No cabe alegar por el recurrente que sus condiciones económicas han cambiado con el traslado a Burdeos, pues el propio recurrente se ofrece a mantener las condiciones pactadas en el convenio, para el caso de que la madre decida trasladarse a Burdeos y mantener la custodia compartida, a excepción de la ayuda a la vivienda, que se ofrece solo con carácter temporal.
Por último y respecto al pago de los viajes de los menores, es obvio que la madre en su situación de desempleo no puede hacer frente a tales gastos, que por tanto deberán ser asumidos por el progenitor paterno, tal como establece la sentencia.
Por todo ello, procede mantener las obligaciones económicas establecidas en la sentencia, de forma que el padre deberá abonar, los gastos escolares de los menores, en la forma detallada en el Convenio Regulador de la ruptura de su relación, firmado el día 12 de noviembre de 2020, más 120 euros para material escolar al inicio del curso escolar, más la póliza de salud contratada con SANITAS, tal como se estableció en el convenio, más 1.700 euros mensuales, en concepto de alimentos, que se abonarán por anticipado, en los cinco primeros días de cada mes, mediante ingreso en la cuenta bancaria designada al efecto por Dª Sonia. En cuanto a los gastos extraordinarios de los menores, tanto necesarios como no necesarios, procede igualmente reducir el porcentaje que debe aportar la madre, respecto a lo acordado por las partes en el Convenio Regulador de 12 de noviembre de 2020, a fin de mantener la proporcionalidad de las aportaciones, dada la importante diferencia que existe entre los ingresos de uno y otro, si bien debe señalar que respecto a los gastos no necesarios deberán ser consensuados, o en su defecto autorizados judicialmente.

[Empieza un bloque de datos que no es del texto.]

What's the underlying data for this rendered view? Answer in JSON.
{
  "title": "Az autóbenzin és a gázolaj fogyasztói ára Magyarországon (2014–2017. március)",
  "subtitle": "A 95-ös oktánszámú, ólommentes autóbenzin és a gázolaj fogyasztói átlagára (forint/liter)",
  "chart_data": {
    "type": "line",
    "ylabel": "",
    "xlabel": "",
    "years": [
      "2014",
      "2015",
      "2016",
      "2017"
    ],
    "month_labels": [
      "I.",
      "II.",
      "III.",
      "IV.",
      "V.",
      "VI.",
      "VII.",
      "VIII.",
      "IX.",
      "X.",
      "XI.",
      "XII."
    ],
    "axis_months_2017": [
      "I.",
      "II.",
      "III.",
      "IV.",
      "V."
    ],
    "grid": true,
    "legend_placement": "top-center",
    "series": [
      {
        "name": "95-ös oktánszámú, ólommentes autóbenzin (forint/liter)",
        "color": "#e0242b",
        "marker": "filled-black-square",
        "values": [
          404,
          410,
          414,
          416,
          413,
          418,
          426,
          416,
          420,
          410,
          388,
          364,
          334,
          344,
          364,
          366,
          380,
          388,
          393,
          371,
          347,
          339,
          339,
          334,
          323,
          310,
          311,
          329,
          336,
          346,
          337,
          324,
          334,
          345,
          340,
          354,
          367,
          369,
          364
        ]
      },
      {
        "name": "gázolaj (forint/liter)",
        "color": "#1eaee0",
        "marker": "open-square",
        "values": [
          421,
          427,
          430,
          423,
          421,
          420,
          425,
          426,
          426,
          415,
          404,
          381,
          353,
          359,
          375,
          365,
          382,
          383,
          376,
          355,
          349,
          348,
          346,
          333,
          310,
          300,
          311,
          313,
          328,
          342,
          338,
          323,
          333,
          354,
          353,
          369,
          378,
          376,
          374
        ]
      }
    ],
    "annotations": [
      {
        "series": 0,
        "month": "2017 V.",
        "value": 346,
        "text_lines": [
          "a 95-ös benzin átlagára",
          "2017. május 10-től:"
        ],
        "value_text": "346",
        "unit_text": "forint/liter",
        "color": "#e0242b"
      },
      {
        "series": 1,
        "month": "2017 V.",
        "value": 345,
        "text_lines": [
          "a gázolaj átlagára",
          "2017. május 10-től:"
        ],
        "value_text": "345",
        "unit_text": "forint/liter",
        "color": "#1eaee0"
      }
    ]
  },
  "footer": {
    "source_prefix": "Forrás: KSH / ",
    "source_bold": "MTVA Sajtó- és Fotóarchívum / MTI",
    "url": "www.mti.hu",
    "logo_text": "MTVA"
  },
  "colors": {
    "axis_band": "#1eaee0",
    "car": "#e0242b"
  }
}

Por último y respecto al abono de los viajes de los menores para ejercer el régimen de visitas procede mantener lo establecido en la resolución recurrida, dada la falta de ingresos de la madre.
Por todo lo expuesto, vistos los preceptos legales citados y los demás de general aplicación
Fallo
Sin hacer expresa imposición de costas a ninguna de las partes.
La estimación del recurso determina la devolución del depósito constituido, de conformidad con lo establecido en la Disposición Adicional 15ª de la Ley Orgánica 6/1985 de 1 de Julio, del Poder Judicial, introducida por la Ley Orgánica 1/2009, de 3 de noviembre, complementaria de la ley de reforma de la legislación procesal para la implantación de la nueva oficina judicial.
Una ver firme la presente, devuélvanse los autos originales al Juzgado de procedencia, acompañados de testimonio de la presente resolución para su conocimiento y efectos.
Así, por esta nuestra Sentencia, lo pronunciamos, mandamos y firmamos.
La difusión del texto de esta resolución a partes no interesadas en el proceso en el que ha sido dictada sólo podrá llevarse a cabo previa disociación de los datos de carácter personal que los mismos contuvieran y con pleno respeto al derecho a la intimidad, a los derechos de las personas que requieran un especial deber de tutela o a la garantía del anonimato de las víctimas o perjudicados, cuando proceda.